Steve Lee hands over the baton to Seble

June 1, 2011

Our greatest fundraiser Steve Lee lost his fight on 31 January  this year, but his work lives on in a laboratory in East London, where research fellow Seble Lemma (pictured right) is investigating a compound known to kill mesothelioma cells, thanks to money raised by Steve, and funded by a fellowship named in his honour.

Kimberley Stubbs said: “Steve was such a positive person, facing his illness with dignity and determination to raise as much money for mesothelioma research as possible. And boy did he do well!

‘With his beloved wife Ros always by his side, Steve raised over £55,000, with friends and colleagues from the Reading Roadrunners Club supporting him throughout.”

Steve and Ros were delighted to meet Seble’s PhD supervisor Dr Adrian Dobbs of Queen Mary College, University of London last year, and learn as much as they could about the project.

He wanted to hear first hand about the world’s first study into a compound (called JBIR-23) which has been shown to fight mesothelioma cells. A former journalist, he asked many questions, reassuring both himself and Ros that the results of their fantastic fundraising efforts were being well spent.

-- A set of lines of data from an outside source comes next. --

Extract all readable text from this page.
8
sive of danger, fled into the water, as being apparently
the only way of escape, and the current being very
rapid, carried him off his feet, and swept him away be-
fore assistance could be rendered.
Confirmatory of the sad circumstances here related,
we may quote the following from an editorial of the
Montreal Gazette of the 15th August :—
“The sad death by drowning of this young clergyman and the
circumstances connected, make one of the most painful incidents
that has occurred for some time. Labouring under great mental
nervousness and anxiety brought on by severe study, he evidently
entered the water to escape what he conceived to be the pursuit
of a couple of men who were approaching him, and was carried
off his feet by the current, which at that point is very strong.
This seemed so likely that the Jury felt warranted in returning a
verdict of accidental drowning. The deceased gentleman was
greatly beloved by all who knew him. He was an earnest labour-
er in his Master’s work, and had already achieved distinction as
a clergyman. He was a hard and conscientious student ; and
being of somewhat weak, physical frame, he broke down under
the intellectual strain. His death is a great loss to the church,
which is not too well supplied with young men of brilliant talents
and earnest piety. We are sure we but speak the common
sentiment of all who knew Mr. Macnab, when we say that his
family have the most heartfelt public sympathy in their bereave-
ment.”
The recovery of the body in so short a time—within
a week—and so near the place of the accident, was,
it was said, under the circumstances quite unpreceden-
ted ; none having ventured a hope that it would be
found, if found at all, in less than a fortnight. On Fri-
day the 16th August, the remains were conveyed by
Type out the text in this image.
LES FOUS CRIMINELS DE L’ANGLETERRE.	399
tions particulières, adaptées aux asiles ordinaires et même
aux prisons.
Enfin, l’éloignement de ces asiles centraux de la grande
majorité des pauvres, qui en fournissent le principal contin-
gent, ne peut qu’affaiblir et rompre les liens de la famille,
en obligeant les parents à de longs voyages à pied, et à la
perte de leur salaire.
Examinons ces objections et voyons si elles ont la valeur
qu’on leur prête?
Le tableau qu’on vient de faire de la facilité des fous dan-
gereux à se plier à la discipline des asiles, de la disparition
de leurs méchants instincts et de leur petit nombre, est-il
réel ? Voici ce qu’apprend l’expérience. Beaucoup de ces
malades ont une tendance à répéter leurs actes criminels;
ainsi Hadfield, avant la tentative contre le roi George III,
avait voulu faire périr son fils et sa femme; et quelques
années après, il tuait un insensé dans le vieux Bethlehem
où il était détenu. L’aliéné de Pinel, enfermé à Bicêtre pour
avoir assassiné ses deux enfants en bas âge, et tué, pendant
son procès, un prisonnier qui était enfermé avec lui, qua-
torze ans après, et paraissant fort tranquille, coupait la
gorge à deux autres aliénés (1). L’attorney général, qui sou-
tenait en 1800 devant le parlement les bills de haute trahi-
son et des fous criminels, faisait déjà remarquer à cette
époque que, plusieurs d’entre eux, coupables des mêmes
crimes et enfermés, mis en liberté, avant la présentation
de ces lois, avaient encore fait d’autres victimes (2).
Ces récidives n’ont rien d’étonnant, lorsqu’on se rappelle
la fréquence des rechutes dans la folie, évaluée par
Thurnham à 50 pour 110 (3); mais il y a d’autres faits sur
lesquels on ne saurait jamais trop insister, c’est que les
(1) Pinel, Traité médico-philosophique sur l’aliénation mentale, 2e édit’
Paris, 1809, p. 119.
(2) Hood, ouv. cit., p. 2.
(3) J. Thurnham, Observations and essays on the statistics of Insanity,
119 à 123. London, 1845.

“We saw at first hand the huge love and affection in which Steve was held at the Roadrunners annual dinner last year,” added Kim. “He was a remarkable man, he will never be forgotten, and he leaves behind a legacy for others – just what he wanted to do.“

Ros joined trustees Kate Hill and Vanessa Bridge for an update from Dr Dobbs and Ms Lemma at QMC in May this year. The project is going well, with work due to be completed on synthesising the first parts of the JBIR-23 molecule; they will be handed over for testing to molecular biologists towards the end of the summer to see how effective they are in killing mesothelioma cells.

Adrian Dobbs’ professional interest in mesothelioma began in personal tragedy; he too, lost his father to the disease, following his exposure to asbestos as a civil engineer on visits to underground tunnels in London. Dr Dobbs said: “At this time, towards the end of the 1950s, people were working without any protection against asbestos at all, despite the risks – it’s awful to think about that.

“Ever since I became a chemist I have been looking for ways of using my knowledge in the fight against mesothelioma, so I am honoured to be involved in this project.”